C’est cette dichotomie que les « petits - blancs des dernières colonies françaises » de tous poils s’acharnent  à opérer ...Et c’est pourquoi, à travers Raphaël Confiant, ils tentent de disqualifier ceux et celles pour qui « identité culturelle » et « identité nationale » sont les deux faces inséparables  d’une même médaille.

Autre confusion sciemment entretenue par ces gens-là, c’est de brandir le spectre du  « communautarisme »  .. N’en déplaise à ceux qui ne nous considèrent que comme « une communauté » au sein du peuple français, il existe un peuple martiniquais, une nation martiniquaise  même si - c’est vrai -  la conscience nationale martiniquaise a un certain retard sur l’existence objective  de  la réalité nationale martiniquaise.

Que dire enfin du courrier de ces dames qui se veulent psychanalystes ? On a là  affaire à un flot de propos qu’on pourrait qualifier de bouffée délirante : « énoncés destructeurs, tueurs, kamikazes au même titre que les machettes ou les bombes « ;  « tribu Ka, groupe noir raciste et antisémite » ;  « gang des barbares [de Cachan] qui s’est illustré par l’assassinat d’un juif » ; « le Rwanda où les intellectuels Hutus ont préparé le génocide par des propos, des chants, des sketches racistes envers les Tutsis dénommés « cancrelats » ... véritable logorrhée jaillie du subconscient de ces « psychanalystes » dont une psychanalyse appropriée révélerait sans doute les étranges soubassements..

Daniel Boukman , écrivain, militant culturel martiniquais.

PS : Il est significatif que de cette litanie soient absents l’ostracisme et les diverses violences que, depuis sa création jusqu’aux jours d’aujourd’hui, l’Etat d’Israël, adepte de la « pureté ethnique », n’a de cesse d’exercer  à l’encontre des Palestiniens

N.D.L.R. :  Quelques remarques sur la méthode :

1°) L'agresseur est transformé en victime puisque R. Confiant assimilant les juifs à des innommables, serait devenu l'objet d'une "campagne visant à médiatiquement [le] lyncher"

2°) Tentative de disqualification des auteures : "deux individus se disant psychanalystes", agrémentée de machisme "ces dames qui se veulent psychanalystes" Personne n a jamais écrit :  Daniel Boukman un individu se disant "écrivain", "militant culturel (??)".

Là encore il s'agit de faire douter de l'identité, du nom même, dans la logique du texte qui aboutit à faire des juifs des innommables.

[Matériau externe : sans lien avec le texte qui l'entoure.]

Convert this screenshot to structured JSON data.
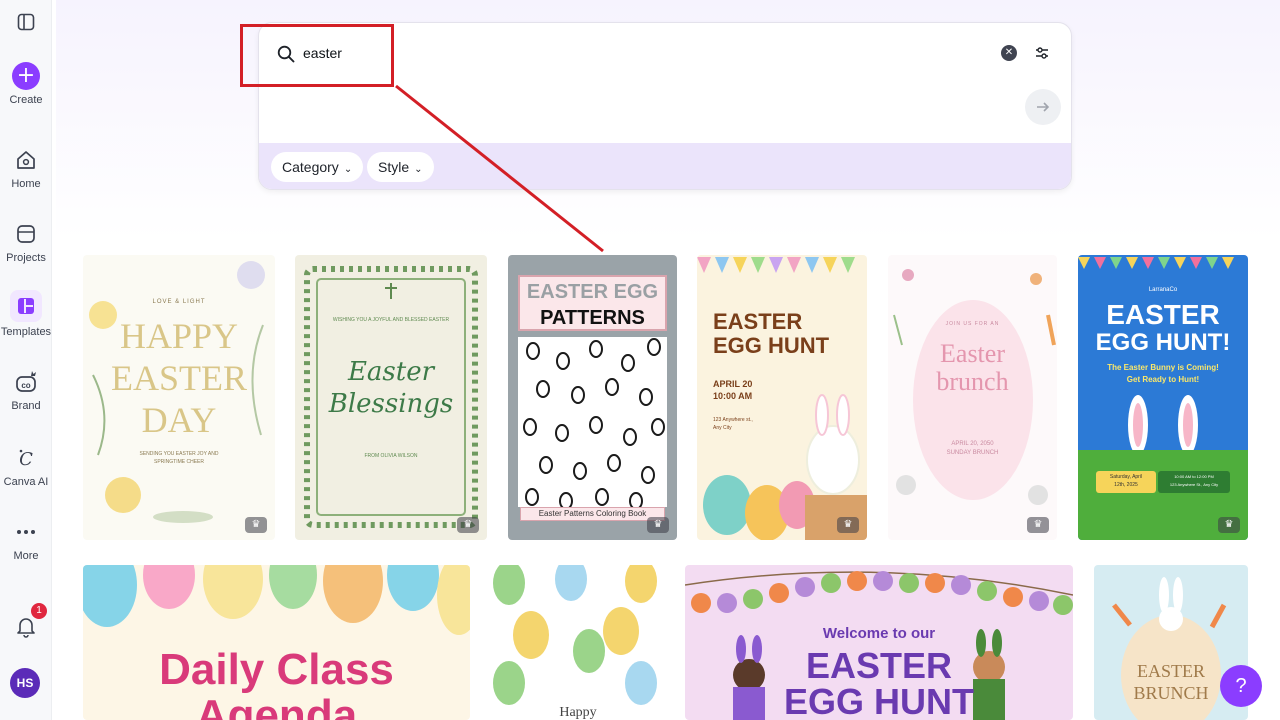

3°) Utilisation abondante des guillemets pour signifier la distance, la suspicion et de termes dévalorisants : "Ces gens-là"

4°) Position de surplomb D. Boukman conseille aux deux psychanalystes martiniquaises une psychanalyse "appropriée" et porte le diagnostic de " bouffées délirantes" ce qui suppose qu'il en sache quelque chose de ce que serait une psychanalyse, et  qui plus est,  "appropriée" ! On attend avec intérêt les développements.